As an example a population raster at low zoom:

And at high zoom level, with population values displayed per grid cell:

Tabular data

Descriptive information, usually alphanumeric, that is stored in rows and columns in a database and can be linked to spatial data. Examples: employees per health facility.

Settlements

Settlement polygons

The settlements that you see on the map in this application are vector data, as described above. They have been created the following way:

High resolution satellite imagery was used to identify all buildings for Nigeria - this resulted in a vector layer that contains all buildings
The buildings in this layer were aggregated according to a set of rules to group them
The resulting groups are the settlements we see on the map

Advantages of this technique:

All areas where people live can be mapped

Disadvantages of this technique:

The data is only as good as the imagery used to start with
The building extraction algorithm may not always be accurate

As a result, there may be areas where there is no settlement marked on the map, but people are living there.

Settlement names

As we have seen above, settlements are polygons, derived from building polygons. What we see on the map are the shapes of those settlements. Those shapes would be meaningless for a person, since humans don’t think in shapes but we refer to settlements with names. Thus, there is additionally a point layer of settlement names. This point layer can be intersected with the polygon layer - this way, the polygons can be named.

In an ideal case, there would be one settlement name for each polygon. And ideally, each settlement would correspond exactly to one polygon. Let’s take an example below:

We could assume those are four different villages, each has one single name. We would need a point layer that corresponds to that exactly - the black points labelled 1-4.
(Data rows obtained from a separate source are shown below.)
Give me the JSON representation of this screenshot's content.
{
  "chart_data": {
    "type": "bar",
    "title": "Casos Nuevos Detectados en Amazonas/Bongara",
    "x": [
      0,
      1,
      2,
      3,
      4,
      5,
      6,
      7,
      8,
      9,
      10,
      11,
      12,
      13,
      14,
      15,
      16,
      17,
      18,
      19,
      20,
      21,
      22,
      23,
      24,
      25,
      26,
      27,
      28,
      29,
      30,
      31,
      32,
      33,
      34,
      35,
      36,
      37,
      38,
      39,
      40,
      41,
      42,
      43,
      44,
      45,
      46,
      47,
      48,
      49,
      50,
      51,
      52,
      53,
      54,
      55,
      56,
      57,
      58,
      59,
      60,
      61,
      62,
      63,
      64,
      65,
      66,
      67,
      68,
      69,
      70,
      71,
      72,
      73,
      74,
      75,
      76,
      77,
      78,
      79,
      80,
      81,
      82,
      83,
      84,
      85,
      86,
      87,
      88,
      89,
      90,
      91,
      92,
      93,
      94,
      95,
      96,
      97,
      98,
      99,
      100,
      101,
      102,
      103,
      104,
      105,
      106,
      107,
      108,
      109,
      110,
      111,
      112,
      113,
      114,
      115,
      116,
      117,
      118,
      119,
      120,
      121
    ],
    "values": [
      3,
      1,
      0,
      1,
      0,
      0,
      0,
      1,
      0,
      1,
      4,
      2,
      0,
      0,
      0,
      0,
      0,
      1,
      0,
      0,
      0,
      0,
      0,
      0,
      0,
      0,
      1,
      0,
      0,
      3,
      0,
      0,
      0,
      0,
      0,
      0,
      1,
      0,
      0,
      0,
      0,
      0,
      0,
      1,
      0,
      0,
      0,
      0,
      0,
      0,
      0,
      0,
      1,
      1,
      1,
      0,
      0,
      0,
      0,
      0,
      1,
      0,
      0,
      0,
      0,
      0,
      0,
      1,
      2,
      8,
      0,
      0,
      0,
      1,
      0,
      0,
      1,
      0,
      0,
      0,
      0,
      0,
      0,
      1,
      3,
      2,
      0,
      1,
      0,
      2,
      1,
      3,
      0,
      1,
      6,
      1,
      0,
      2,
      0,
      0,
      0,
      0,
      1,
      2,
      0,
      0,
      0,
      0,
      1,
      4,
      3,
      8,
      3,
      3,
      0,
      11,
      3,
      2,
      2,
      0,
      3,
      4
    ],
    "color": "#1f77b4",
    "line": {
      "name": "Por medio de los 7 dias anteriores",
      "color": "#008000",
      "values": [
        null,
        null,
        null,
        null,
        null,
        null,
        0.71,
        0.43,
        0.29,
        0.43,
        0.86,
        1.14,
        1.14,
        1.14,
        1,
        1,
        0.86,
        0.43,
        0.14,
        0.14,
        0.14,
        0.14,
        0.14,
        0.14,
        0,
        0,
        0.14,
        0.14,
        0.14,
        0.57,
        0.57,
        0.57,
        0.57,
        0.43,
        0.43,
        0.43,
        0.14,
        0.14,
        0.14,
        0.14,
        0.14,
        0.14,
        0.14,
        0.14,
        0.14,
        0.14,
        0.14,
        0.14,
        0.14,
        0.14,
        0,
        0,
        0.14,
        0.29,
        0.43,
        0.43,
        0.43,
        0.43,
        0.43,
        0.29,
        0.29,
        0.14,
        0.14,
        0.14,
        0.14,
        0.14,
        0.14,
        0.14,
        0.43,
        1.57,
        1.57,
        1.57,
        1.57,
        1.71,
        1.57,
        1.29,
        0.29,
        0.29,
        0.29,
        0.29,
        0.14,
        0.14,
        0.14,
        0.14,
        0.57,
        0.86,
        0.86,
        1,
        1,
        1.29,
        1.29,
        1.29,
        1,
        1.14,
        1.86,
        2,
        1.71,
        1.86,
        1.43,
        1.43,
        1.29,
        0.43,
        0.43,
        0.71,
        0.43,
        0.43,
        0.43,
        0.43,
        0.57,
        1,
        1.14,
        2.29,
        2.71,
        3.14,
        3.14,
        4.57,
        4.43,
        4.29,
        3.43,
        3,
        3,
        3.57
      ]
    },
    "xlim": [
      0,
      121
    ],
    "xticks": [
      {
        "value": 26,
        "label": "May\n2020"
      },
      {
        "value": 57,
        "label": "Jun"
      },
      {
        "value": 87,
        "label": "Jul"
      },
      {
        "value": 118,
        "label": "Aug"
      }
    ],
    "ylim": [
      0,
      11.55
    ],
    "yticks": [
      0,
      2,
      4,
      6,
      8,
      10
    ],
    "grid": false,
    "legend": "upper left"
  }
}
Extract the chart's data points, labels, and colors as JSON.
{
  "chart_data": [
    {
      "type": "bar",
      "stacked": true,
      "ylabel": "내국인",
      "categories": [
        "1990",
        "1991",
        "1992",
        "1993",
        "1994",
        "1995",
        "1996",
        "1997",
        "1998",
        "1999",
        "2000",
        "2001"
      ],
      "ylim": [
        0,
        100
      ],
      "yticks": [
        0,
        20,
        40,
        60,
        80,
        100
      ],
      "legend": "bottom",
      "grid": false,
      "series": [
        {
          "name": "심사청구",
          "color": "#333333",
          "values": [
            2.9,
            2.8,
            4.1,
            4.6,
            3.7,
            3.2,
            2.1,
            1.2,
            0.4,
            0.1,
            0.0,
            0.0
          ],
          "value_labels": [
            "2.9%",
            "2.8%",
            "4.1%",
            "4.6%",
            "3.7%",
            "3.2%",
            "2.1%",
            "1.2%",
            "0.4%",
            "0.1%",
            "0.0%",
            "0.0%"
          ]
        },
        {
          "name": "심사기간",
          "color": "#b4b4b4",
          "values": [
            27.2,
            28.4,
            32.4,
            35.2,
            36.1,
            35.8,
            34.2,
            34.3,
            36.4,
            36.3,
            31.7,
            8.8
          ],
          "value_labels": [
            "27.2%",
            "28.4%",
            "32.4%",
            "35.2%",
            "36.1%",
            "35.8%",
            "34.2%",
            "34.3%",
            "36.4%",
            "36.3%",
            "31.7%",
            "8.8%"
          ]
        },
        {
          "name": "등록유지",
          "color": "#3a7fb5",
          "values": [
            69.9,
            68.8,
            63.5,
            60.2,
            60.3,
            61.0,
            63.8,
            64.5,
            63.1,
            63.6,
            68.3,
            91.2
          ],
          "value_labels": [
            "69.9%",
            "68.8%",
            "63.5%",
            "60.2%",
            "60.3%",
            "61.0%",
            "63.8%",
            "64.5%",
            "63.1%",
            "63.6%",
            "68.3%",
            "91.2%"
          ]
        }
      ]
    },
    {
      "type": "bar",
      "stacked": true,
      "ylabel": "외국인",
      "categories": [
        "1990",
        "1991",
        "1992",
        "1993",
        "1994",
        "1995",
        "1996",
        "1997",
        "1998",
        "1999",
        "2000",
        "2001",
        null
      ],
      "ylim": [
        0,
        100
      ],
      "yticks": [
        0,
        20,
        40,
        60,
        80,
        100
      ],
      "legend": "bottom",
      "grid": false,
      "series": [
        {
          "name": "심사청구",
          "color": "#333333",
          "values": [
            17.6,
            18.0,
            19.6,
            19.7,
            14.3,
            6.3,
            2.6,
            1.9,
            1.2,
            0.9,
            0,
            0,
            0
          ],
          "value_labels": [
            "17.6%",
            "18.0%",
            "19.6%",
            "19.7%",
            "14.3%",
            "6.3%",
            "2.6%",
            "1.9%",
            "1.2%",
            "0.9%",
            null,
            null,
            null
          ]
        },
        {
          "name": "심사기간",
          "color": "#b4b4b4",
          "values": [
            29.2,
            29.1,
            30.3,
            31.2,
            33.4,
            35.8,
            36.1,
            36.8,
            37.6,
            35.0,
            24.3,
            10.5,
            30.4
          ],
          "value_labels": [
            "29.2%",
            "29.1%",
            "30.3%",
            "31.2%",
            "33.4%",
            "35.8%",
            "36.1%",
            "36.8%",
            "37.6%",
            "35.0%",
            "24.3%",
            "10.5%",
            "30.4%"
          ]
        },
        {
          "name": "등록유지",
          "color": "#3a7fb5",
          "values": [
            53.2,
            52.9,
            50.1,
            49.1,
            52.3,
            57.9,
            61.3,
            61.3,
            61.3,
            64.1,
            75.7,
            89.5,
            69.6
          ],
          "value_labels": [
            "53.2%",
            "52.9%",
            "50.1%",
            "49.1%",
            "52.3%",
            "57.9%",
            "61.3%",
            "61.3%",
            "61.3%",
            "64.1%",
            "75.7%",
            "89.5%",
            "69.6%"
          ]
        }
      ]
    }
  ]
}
However, there are two things that complicate this:

Since the settlements are automatically generated from satellite imagery, they may not always correspond to the actual settlement outlines. For instance in areas where two cities have fused and there is agglomeration, the settlement aggregation algorithm would assume that this is one single settlement.
Sometimes, one polygon intersects several name points - potentially because there are names not only for the principal name of a city, but maybe a neighborhood or an area. However, one name point was selected for one polygon at most. If needed, more points can be added in GMT.

When you use the “Add Settlement” functionality in the GMT, there are two things you might be doing: if you add a settlement with a location where there is no other settlement, you are creating a new point, and in the background the application buffers this point with a 100m radius - so a polygon is created (see Adding a Settlement). In all other cases, you are simply creating a new name point. This point is then intersected with the underlying polygon. Population is then calculated per settlement polygon and not settlement name point, see below. (see Adding a settlement name where there is already a settlement).

Population

As explained above, satellite imagery combined with a building extraction algorithm can already give us a good estimate as to where people live. If we would know how many people lived in a building, we would then obtain a very good population model, where only missing buildings would pose an issue. However, we cannot know the exact number of people living in each building. Thus, there are many ways to make a best guess to obtain that number. Many parameters can be used for that. As an example: survey data, the geographical context of the building, the size of the building, the neighborhood it is in, the land use of the surroundings etc. Taken together, these all serve as indicators to make a best guess for the population in a given building. Based on that information, a raster for the entire country is generated, at a 100m x 100m resolution. As a result, each 100m x 100m square of the country has a population value.

This data can then be intersected with a settlement polygon, and in that way we can obtain the amount of people that live in each settlement. This corresponds to the number that is shown in “Computed Pop”.